Constitutional Influencers are the Renaissance and Enlightenment philosphers, scientists, and theologians who influenced Colonial America, and specifically the founding fathers, on government and citizenship.
Niccolo Machiavelli wrote The Prince to serve as a handbook for rulers claiming explicitly throughout the work that he is not interested in talking about ideal republics or imaginary utopias, as many of his predecessors had done: “There is such a gap between how one lives and how one should live that he who neglects what is being done for what should be done will learn his destruction rather than his preservation.”

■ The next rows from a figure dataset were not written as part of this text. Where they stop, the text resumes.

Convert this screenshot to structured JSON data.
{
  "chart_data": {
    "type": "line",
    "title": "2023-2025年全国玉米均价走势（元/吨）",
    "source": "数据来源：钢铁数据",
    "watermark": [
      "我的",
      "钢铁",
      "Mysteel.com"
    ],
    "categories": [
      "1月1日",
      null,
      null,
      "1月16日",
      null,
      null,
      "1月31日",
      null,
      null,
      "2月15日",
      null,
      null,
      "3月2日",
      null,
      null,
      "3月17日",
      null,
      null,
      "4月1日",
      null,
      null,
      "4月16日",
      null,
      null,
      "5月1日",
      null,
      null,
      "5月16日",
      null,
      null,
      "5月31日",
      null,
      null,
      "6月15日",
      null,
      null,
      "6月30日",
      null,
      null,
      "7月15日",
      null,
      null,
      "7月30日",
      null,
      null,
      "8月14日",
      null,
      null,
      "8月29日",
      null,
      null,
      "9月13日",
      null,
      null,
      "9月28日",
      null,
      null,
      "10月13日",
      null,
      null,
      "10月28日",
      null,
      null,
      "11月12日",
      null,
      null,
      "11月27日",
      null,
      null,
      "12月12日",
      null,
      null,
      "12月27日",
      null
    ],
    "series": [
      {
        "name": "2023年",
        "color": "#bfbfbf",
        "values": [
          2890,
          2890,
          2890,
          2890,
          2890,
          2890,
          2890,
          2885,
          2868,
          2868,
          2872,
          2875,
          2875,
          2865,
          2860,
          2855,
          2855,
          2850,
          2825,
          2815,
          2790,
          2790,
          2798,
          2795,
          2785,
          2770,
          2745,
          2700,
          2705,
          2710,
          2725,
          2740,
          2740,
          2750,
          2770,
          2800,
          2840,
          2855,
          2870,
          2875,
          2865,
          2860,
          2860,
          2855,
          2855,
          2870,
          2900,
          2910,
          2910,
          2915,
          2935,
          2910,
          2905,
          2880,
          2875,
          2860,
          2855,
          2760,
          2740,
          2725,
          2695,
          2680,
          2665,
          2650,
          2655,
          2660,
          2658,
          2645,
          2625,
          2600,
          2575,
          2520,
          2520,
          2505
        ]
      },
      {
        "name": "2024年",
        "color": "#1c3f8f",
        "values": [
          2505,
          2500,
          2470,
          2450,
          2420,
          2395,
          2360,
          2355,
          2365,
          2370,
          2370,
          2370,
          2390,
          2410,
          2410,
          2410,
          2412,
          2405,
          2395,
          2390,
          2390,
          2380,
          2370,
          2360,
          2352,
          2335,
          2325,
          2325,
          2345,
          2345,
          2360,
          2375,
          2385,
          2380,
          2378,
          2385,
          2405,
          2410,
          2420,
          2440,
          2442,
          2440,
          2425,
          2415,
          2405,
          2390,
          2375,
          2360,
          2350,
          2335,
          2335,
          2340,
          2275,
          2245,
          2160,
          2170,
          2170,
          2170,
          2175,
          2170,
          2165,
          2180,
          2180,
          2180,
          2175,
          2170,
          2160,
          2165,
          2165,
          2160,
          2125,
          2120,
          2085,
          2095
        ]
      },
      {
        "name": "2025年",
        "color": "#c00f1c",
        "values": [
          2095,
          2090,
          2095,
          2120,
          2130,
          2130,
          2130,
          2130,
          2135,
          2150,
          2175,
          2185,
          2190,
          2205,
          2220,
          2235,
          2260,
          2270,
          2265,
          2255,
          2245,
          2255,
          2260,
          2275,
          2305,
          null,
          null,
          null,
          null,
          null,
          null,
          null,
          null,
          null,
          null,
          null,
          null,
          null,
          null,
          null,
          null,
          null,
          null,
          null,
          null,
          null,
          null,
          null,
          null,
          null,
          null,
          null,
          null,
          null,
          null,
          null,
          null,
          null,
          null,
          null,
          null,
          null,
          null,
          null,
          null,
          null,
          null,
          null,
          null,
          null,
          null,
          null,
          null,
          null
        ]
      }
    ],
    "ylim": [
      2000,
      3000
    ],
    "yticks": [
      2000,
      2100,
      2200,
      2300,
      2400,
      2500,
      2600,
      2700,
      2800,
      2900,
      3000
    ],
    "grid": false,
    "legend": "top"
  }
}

Rene Descartes is often credited with being the “Father of Modern Philosophy.” He broke with the traditional Scholastic-Aristotelian philosophy to develop and promote the new, mechanistic sciences. Descartes thought that the Scholastics’ method was prone to doubt given their reliance on sensation as the source for all knowledge. Second, he wanted to replace their final causal model of scientific explanation with the more modern, mechanistic model.
John Locke (1632-1704) was an English philosopher whose works lie at the foundation of modern philosophical empiricism and political liberalism. He was an inspirer of both the European Enlightenment and the Constitution of the United States. His political thought was grounded in the notion of a social contract between citizens and in the importance of toleration, especially in matters of religion. Much of what he advocated in the realm of politics was accepted in England after the Glorious Revolution of 1688–89 and in the United States after the country’s Declaration of Independence in 1776.
Thomas Hobbes (1588-1679) was an English philosopher, scientist, and historian, best known for his political philosophy, especially as articulated in Leviathan (1651). Hobbes viewed government primarily as a device for ensuring collective security. Political authority is justified by a hypothetical social contract among the many that vests in a sovereign person or entity the responsibility for the safety and well-being of all. His enduring contribution is as a political philosopher who justified wide-ranging government powers on the basis of the self-interested consent of citizens.
Montesquieu, in full Charles-Louis de Secondat, baron de La Brède et de Montesquieu (1689-1755). French political philosopher whose principal work, The Spirit of Laws, was a major contribution to political theory.
Jean-Jacques Rousseau (1712-1778) was a Swiss-born philosopher, writer, and political theorist whose treatises and novels inspired the leaders of the French Revolution and the Romantic generation.